Go ahead and use your own preferred sweeteners in my recipes.  Splenda Granular offers almost no volume or texture in my recipes.

Here is the article from Discovery News by Tim Wall:  June 23, 2011

"Sucralose, the artificial sweetener in Splenda, is one tough molecule.
The chemical passes right through the body, then through sewage treatment systems and out into surface and ground waters looking the same as it did when it was stirred into a cup of coffee.
No one knows how the ever-greater amounts of sucralose release into the environment affect the ecosystem. But research published in Environmental Engineering Science shows that the artificial sweetener is indeed making it through traditional water filtering systems.
The study’s authors, Arizona State University researchers Cesar Torres and Rosa Krajmalnik-Brown, recently studied the path sucralose follows from humans to rivers and other bodies of water.
  “Sucralose is a chlorinated sugar. Some of my work focuses on bioremediation of chlorinated organics,” says Krajmalnik-Brown in an ASU press release. “I know that many are toxic and they are more difficult to biodegrade than the non-chlorinated counterparts. Because of this, I became interested in sucralose and its fate in the environment.”
800px-MiRO3Samples of wastewater were taken from seven wastewater-processing plants in Arizona. For at least 48 days, the water was run through both anaerobic and aerobic biological batch reactors, systems designed to use natural processes to break down wastes. None of the samples showed a significant decrease in the amount of sucralose present.

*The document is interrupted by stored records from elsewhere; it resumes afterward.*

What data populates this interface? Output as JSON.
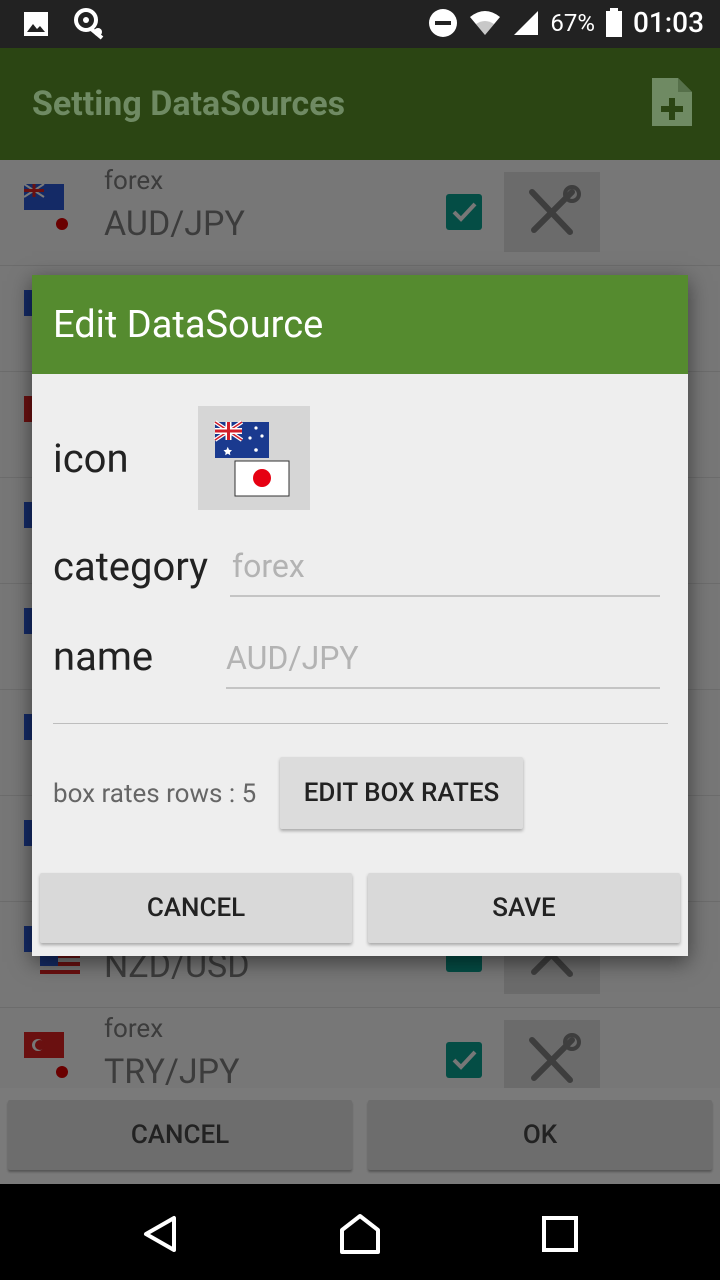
{
  "status_bar": {
    "battery_pct": "67%",
    "time": "01:03",
    "icons": [
      "image-icon",
      "sync-icon",
      "dnd-icon",
      "wifi-icon",
      "signal-icon",
      "battery-icon"
    ]
  },
  "app_bar": {
    "title": "Setting DataSources",
    "add_icon": "add-document-icon"
  },
  "list": {
    "rows": [
      {
        "category": "forex",
        "name": "AUD/JPY",
        "checked": true
      },
      {
        "category": "",
        "name": "",
        "checked": true
      },
      {
        "category": "",
        "name": "",
        "checked": true
      },
      {
        "category": "",
        "name": "",
        "checked": true
      },
      {
        "category": "",
        "name": "",
        "checked": true
      },
      {
        "category": "",
        "name": "",
        "checked": true
      },
      {
        "category": "",
        "name": "",
        "checked": true
      },
      {
        "category": "",
        "name": "NZD/USD",
        "checked": true
      },
      {
        "category": "forex",
        "name": "TRY/JPY",
        "checked": true
      }
    ]
  },
  "bottom_bar": {
    "cancel_label": "CANCEL",
    "ok_label": "OK"
  },
  "dialog": {
    "title": "Edit DataSource",
    "icon_label": "icon",
    "category_label": "category",
    "category_placeholder": "forex",
    "name_label": "name",
    "name_placeholder": "AUD/JPY",
    "box_rates_text": "box rates rows : 5",
    "edit_box_rates_label": "EDIT BOX RATES",
    "cancel_label": "CANCEL",
    "save_label": "SAVE",
    "header_color": "#558b2f"
  },
  "colors": {
    "app_bar": "#2b4513",
    "checkbox": "#00897b"
  }
}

Another set of experiments looked at the effects of chlorine, ozone, and ultraviolet light on the sucralose. Those three methods are used in the final stages of wastewater treatment, but none proved effective at breaking down sucralose.

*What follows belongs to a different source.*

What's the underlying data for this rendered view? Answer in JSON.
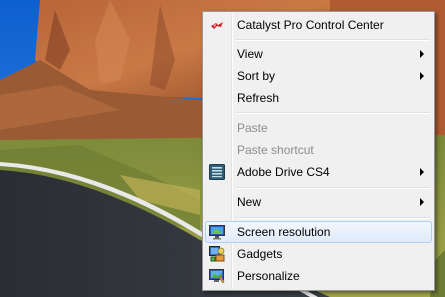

The resilience of sucralose may be a good thing in some ways. The researchers note that its resistance to degradation keeps it from breaking down into highly toxic chlorinated compounds.
Sucralose could even be used to label water sources and trace wastewater as it flows into the environment.
Sucralose is already in more than 4000 products and the number of new products containing it increased by 14 percent in 2010. As the artificial sweetener continues to grow in popularity, we may want to keep an eye on where it ends up. It may well be there for a long time."